6次産業は農場側が始めることが多い。当然工場が必要になり、新しく造ることになる。
工場を造る場合、従来からの倉庫などの中に作る場合や、新設の場合、いろいろな形があるが、衛生管理がやりやすく、そして製造効率も良い工場にする必要がある。コストパフォーマンス最高に持って行きたい。
そのために、かなり費用がかかるかと言うと、そうでもない。最初から製造動線とゾーニングを設計するなら特別な費用は必要ない。衛生管理についても、清掃洗浄しやすい構造にすればいい。
この解説では、できるだけいろいろな食品の事例を上げながら説明していく。
事例:伊万里グリーンファーム
この事例は、佐賀県伊万里にある伊万里グリーンファームで、ねぎの生産から、加工、販売までおこなっている。
農場生産でこれから必要なことは、GAP(適正農業規範、農場での一般衛生管理)が必要になってくることだ。
これは、水、肥料、農薬、圃場の清掃、害獣対策、畜産の場合は薬剤管理、といった安全管理とその記録だ。安全基準を満たした生産物と、産地偽装対応も含めたトレーサビリティになる。
GAPは2020年の東京オリンピック関連への食材食品のHACCPと併用した必須事項になっている。これはオリンピックだけでなく、このあとの一般的な購買基準になっていくだろう。
「HACCPがなぜ義務化(制度化)されるのか」だが、家庭の料理で衛生管理を怠って食中毒になるのは仕方ないが、工場や飲食店では大量の食品や料理を出荷提供するので、食中毒や怪我をする異物混入を起こさないようにする。
そこで、義務化が必要になるのだ。公共の場所での「きまり」、例えば道路には、道路交通法があり、守らなければ事故になる。
食品に関する営業は保健所の許可を得ている。これはトイレや手洗いといった常識的な基本的設備も含めたものだが、これは一般衛生管理であり、HACCPは入っていない。
これに加え、これからの義務化に繋がる「HACCP導入型基準」がHACCPを実施する軸になる。

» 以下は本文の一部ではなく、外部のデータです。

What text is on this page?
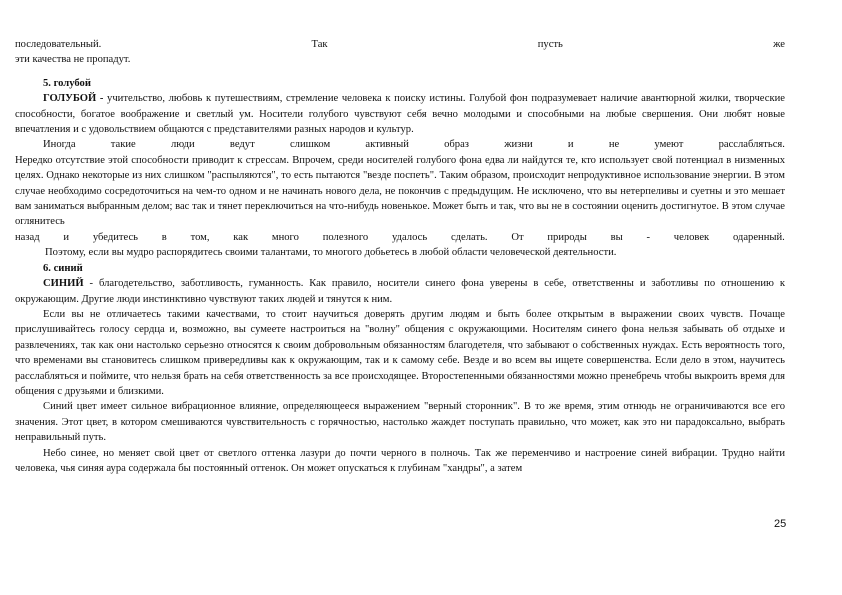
последовательный.	Так	пусть	же
эти качества не пропадут.
5. голубой
ГОЛУБОЙ - учительство, любовь к путешествиям, стремление человека к поиску истины. Голубой фон подразумевает наличие авантюрной жилки, творческие способности, богатое воображение и светлый ум. Носители голубого чувствуют себя вечно молодыми и способными на любые свершения. Они любят новые впечатления и с удовольствием общаются с представителями разных народов и культур.
Иногда	такие	люди	ведут	слишком	активный	образ	жизни	и	не	умеют	расслабляться.
Нередко отсутствие этой способности приводит к стрессам. Впрочем, среди носителей голубого фона едва ли найдутся те, кто использует свой потенциал в низменных целях. Однако некоторые из них слишком "распыляются", то есть пытаются "везде поспеть". Таким образом, происходит непродуктивное использование энергии. В этом случае необходимо сосредоточиться на чем-то одном и не начинать нового дела, не покончив с предыдущим. Не исключено, что вы нетерпеливы и суетны и это мешает вам заниматься выбранным делом; вас так и тянет переключиться на что-нибудь новенькое. Может быть и так, что вы не в состоянии оценить достигнутое. В этом случае оглянитесь
назад и убедитесь в том, как много полезного удалось сделать. От природы вы - человек одаренный.
Поэтому, если вы мудро распорядитесь своими талантами, то многого добьетесь в любой области человеческой деятельности.
6. синий
СИНИЙ - благодетельство, заботливость, гуманность. Как правило, носители синего фона уверены в себе, ответственны и заботливы по отношению к окружающим. Другие люди инстинктивно чувствуют таких людей и тянутся к ним.
Если вы не отличаетесь такими качествами, то стоит научиться доверять другим людям и быть более открытым в выражении своих чувств. Почаще прислушивайтесь голосу сердца и, возможно, вы сумеете настроиться на "волну" общения с окружающими. Носителям синего фона нельзя забывать об отдыхе и развлечениях, так как они настолько серьезно относятся к своим добровольным обязанностям благодетеля, что забывают о собственных нуждах. Есть вероятность того, что временами вы становитесь слишком привередливы как к окружающим, так и к самому себе. Везде и во всем вы ищете совершенства. Если дело в этом, научитесь расслабляться и поймите, что нельзя брать на себя ответственность за все происходящее. Второстепенными обязанностями можно пренебречь чтобы выкроить время для общения с друзьями и близкими.
Синий цвет имеет сильное вибрационное влияние, определяющееся выражением "верный сторонник". В то же время, этим отнюдь не ограничиваются все его значения. Этот цвет, в котором смешиваются чувствительность с горячностью, настолько жаждет поступать правильно, что может, как это ни парадоксально, выбрать неправильный путь.
Небо синее, но меняет свой цвет от светлого оттенка лазури до почти черного в полночь. Так же переменчиво и настроение синей вибрации. Трудно найти человека, чья синяя аура содержала бы постоянный оттенок. Он может опускаться к глубинам "хандры", а затем
25
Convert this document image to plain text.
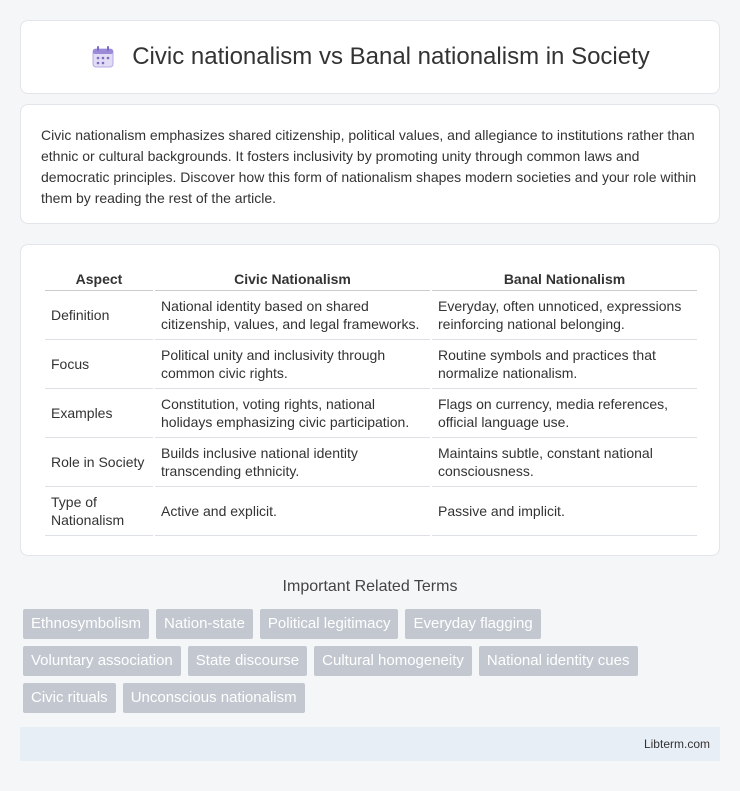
Civic nationalism vs Banal nationalism in Society

Civic nationalism emphasizes shared citizenship, political values, and allegiance to institutions rather than ethnic or cultural backgrounds. It fosters inclusivity by promoting unity through common laws and democratic principles. Discover how this form of nationalism shapes modern societies and your role within them by reading the rest of the article.

Aspect	Civic Nationalism	Banal Nationalism
Definition	National identity based on shared citizenship, values, and legal frameworks.	Everyday, often unnoticed, expressions reinforcing national belonging.
Focus	Political unity and inclusivity through common civic rights.	Routine symbols and practices that normalize nationalism.
Examples	Constitution, voting rights, national holidays emphasizing civic participation.	Flags on currency, media references, official language use.
Role in Society	Builds inclusive national identity transcending ethnicity.	Maintains subtle, constant national consciousness.
Type of Nationalism	Active and explicit.	Passive and implicit.
Important Related Terms
Ethnosymbolism	Nation-state	Political legitimacy	Everyday flagging
Voluntary association	State discourse	Cultural homogeneity	National identity cues
Civic rituals	Unconscious nationalism
Libterm.com
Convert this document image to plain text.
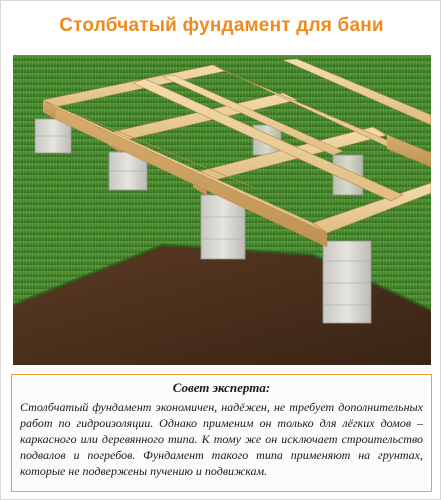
Столбчатый фундамент для бани
Совет эксперта:
Столбчатый фундамент экономичен, надёжен, не требует дополнительных работ по гидроизоляции. Однако применим он только для лёгких домов – каркасного или деревянного типа. К тому же он исключает строительство подвалов и погребов. Фундамент такого типа применяют на грунтах, которые не подвержены пучению и подвижкам.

ねぎ加工工場の図面だが、衛生管理対応と、製造効率化に対応している。
図の右に収穫したネギが入ってくる。選別し、根切りするまでが一般作業ゾーン(汚染ゾーン)で、ここで処理した生鮮ねぎのまま箱詰めされて出荷に行くルートがある。もう一つのルートは、準清潔ゾーンで一次洗浄したあと、清潔ゾーン(衛生ゾーン)に入り、カットねぎに加工される。更にここからのルートは、ドレッシングや乾燥ネギ製品へとなっていく。
http://www.imari-gf.com/
で、動画で工場内を見ることが出来る。
この工場は、乳牛生産者が作った店舗併設の加工工場で、主製品の牛乳、ヨーグルト洋菓子などの販売店と、工場の製品は多店舗に配送されている。
略図面だが、この工場の特徴は、通路が無いことだ。
通路を無くすことで、工場内を広く使えるし、通路の清掃も不要になる。製造上も待ち受けや移動の手間とコストが無くなる。
ゾーニングは、これら2つの工場とも3段階になっているが、基本的には2段階(汚染と清潔)でいい。ただ、ある程度の規模がある工場なら3段階にしたほうが、中心部の清潔ゾーンへの虫の侵入問題がほとんど無くなる。
ゾーニングの境目は、壁でなくてもよい。
パーティション(衝立)、ライン、パススルーの棚や冷蔵庫、チェーン、表示、簡易カーテンなどで出来る。
境目だが、原材料の入っているダンボールは外側が汚染されていて、虫、ホコリ、ゴミなどの問題があるので、このダンボールをどこで止めるかになる。
ダンボールを置くのは、外ともつながっているので、汚染ゾーン。その奥の製造エリアに持っていくときに、ダンボールから中の原材料を出して移動する。